又一清华强将加盟腾讯混元,即将入职多模态模型团队负责强化学习前沿算法探索
Feng Huang Wang· 2026-01-30 05:35
Core Insights - The article discusses the recent hiring of Dr. Tangyu Pang, a prominent scholar in machine learning, by Tencent as the Principal Scientist for the Hunyuan large model team, focusing on multimodal reinforcement learning and generative models [1][2]. Group 1: Talent Acquisition - Dr. Pang will officially join Tencent on February 4, with an emphasis on generative models in the initial phase of his work [1]. - His previous experience includes being a senior research scientist at Sea AI Lab in Singapore, and he has a strong academic background with multiple publications in top machine learning conferences [2]. - The hiring of Dr.
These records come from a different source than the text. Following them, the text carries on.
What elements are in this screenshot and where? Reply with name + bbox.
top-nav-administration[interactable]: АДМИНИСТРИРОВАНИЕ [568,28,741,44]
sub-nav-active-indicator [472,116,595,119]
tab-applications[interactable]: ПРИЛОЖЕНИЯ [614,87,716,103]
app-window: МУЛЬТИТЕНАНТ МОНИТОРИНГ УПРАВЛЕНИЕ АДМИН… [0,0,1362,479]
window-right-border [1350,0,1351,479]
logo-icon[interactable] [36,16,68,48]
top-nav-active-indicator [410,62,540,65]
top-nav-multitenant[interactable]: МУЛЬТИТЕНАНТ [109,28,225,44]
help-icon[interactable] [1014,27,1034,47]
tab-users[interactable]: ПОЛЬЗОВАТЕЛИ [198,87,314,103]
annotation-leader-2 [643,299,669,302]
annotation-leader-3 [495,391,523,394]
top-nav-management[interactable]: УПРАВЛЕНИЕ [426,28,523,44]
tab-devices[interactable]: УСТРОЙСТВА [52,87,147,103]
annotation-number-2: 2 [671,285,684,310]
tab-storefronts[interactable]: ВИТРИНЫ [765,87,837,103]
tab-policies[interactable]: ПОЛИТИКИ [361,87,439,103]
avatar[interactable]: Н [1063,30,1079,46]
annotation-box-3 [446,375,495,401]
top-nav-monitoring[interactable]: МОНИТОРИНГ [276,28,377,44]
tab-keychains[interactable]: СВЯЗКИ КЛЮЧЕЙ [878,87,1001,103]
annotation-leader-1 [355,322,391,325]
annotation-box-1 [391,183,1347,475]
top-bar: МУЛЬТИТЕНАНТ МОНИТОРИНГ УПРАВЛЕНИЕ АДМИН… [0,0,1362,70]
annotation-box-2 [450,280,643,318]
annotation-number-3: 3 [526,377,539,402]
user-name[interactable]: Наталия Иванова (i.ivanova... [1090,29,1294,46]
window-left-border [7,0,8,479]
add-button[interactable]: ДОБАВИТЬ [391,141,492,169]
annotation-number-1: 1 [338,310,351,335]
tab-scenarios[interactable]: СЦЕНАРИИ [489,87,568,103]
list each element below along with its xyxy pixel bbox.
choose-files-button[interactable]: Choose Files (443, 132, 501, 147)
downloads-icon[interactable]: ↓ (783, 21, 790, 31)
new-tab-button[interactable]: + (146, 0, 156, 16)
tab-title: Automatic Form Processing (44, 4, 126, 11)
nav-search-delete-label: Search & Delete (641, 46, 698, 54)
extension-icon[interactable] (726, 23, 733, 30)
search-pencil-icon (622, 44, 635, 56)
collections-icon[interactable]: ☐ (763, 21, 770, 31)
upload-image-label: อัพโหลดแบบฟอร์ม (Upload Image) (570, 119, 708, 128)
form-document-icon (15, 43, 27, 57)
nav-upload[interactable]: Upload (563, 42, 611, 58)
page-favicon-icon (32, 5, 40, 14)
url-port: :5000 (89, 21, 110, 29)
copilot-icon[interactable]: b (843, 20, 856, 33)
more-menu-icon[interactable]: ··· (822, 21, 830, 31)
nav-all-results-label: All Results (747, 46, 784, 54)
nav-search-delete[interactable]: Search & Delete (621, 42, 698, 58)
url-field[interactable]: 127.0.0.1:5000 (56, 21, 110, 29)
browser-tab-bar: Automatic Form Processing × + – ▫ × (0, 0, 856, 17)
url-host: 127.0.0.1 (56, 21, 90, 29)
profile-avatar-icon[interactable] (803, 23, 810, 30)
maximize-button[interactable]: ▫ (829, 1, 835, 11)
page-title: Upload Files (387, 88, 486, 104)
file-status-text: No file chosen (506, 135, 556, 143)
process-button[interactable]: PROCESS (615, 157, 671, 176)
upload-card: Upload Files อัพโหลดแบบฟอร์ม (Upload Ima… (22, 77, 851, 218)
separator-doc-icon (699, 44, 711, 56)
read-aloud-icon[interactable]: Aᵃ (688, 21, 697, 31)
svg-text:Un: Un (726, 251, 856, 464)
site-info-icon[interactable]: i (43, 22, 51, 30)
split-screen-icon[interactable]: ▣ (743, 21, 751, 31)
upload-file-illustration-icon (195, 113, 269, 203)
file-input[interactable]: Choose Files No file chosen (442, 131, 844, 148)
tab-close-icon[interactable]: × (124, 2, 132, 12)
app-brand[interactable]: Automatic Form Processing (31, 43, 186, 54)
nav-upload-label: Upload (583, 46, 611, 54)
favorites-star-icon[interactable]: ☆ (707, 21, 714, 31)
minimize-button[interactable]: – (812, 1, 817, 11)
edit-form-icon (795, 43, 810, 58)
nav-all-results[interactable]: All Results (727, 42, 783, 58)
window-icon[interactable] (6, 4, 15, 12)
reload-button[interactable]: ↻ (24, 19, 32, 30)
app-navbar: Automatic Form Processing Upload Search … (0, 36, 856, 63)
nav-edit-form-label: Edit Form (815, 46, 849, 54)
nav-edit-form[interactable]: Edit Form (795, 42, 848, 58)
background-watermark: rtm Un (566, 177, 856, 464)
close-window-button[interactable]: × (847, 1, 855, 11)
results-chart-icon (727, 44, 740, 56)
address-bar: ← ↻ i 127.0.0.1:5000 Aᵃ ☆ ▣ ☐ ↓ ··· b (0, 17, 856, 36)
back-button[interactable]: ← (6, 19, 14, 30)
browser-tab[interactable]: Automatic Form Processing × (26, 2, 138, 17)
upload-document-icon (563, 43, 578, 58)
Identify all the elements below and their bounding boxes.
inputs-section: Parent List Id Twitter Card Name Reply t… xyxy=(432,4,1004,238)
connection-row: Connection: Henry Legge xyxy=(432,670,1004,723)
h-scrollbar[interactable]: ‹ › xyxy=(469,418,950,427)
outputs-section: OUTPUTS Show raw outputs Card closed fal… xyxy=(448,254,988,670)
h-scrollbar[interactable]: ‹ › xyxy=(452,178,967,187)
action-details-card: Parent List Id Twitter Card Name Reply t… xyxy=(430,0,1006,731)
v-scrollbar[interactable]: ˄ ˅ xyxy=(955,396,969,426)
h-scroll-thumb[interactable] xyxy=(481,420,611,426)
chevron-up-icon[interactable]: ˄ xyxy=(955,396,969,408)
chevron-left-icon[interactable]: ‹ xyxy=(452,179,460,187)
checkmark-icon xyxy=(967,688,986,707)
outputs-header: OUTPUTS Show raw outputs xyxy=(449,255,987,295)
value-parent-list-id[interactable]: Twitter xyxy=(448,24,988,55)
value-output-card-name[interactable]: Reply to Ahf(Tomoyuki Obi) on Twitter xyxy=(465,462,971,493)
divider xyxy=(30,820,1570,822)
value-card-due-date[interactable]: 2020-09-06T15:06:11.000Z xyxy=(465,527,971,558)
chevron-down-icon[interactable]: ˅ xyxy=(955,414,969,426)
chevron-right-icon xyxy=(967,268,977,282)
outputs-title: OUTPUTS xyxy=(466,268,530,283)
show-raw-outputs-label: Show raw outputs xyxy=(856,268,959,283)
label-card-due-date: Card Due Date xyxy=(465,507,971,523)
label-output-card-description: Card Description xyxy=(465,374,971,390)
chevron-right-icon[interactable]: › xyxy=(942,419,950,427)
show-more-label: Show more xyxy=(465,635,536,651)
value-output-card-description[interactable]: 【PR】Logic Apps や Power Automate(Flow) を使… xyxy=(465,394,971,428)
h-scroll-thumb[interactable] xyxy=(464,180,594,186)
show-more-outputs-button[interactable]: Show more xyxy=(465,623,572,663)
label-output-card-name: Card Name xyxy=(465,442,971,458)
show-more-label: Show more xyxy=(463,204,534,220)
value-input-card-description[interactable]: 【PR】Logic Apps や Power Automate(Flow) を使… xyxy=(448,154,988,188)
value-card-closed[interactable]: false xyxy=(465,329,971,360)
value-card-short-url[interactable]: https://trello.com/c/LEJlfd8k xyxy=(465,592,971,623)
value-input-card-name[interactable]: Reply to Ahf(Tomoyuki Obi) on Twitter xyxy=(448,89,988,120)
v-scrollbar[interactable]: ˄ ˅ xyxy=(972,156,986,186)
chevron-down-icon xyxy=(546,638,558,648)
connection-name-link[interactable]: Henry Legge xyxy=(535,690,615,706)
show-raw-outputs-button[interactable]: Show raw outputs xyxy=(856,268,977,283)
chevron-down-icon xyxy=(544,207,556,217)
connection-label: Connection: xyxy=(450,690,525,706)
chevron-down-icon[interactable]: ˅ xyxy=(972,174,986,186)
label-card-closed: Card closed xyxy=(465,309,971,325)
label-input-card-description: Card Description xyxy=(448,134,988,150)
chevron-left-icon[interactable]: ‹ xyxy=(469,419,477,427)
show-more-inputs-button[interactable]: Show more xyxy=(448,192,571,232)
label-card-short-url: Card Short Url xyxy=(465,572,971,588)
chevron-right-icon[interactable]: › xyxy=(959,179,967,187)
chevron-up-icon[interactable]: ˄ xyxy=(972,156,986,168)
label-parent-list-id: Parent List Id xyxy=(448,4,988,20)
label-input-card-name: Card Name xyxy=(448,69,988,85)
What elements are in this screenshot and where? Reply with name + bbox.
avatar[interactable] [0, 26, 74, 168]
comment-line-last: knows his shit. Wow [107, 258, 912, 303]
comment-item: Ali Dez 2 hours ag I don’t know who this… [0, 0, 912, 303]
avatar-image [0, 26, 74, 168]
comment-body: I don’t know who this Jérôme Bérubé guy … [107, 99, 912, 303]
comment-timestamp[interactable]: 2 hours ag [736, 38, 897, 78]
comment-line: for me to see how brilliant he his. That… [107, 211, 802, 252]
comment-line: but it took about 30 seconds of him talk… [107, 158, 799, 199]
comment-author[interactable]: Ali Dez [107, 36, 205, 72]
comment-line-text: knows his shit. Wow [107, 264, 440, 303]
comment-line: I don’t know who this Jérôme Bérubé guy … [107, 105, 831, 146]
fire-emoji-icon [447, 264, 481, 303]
Pang follows the recent recruitment of another young scientist, Yao Shunyu, indicating Tencent's intensified efforts to attract top AI talent [2]. Group 2: Organizational Changes - Tencent's Hunyuan large model team has undergone significant restructuring, as noted by CEO Ma Huateng, to enhance talent acquisition and improve the research and development team [2]. - The establishment of new departments such as AI Infra and AI Data, along with the appointment of Yao Shunyu as Chief AI Scientist, signals a strategic acceleration in Tencent's AI initiatives [3]. - The Hunyuan team has also made advancements in user experience with the AI assistant "Yuanbao," which has rapidly grown to become one of the top AI applications in China [3]. Group 3: Product Development - Tencent's Hunyuan team announced the open-sourcing of Hunyuan Image 3.0, which has achieved a top-tier position in the global LMArena image editing rankings, marking it as one of the strongest open-source image generation models [3].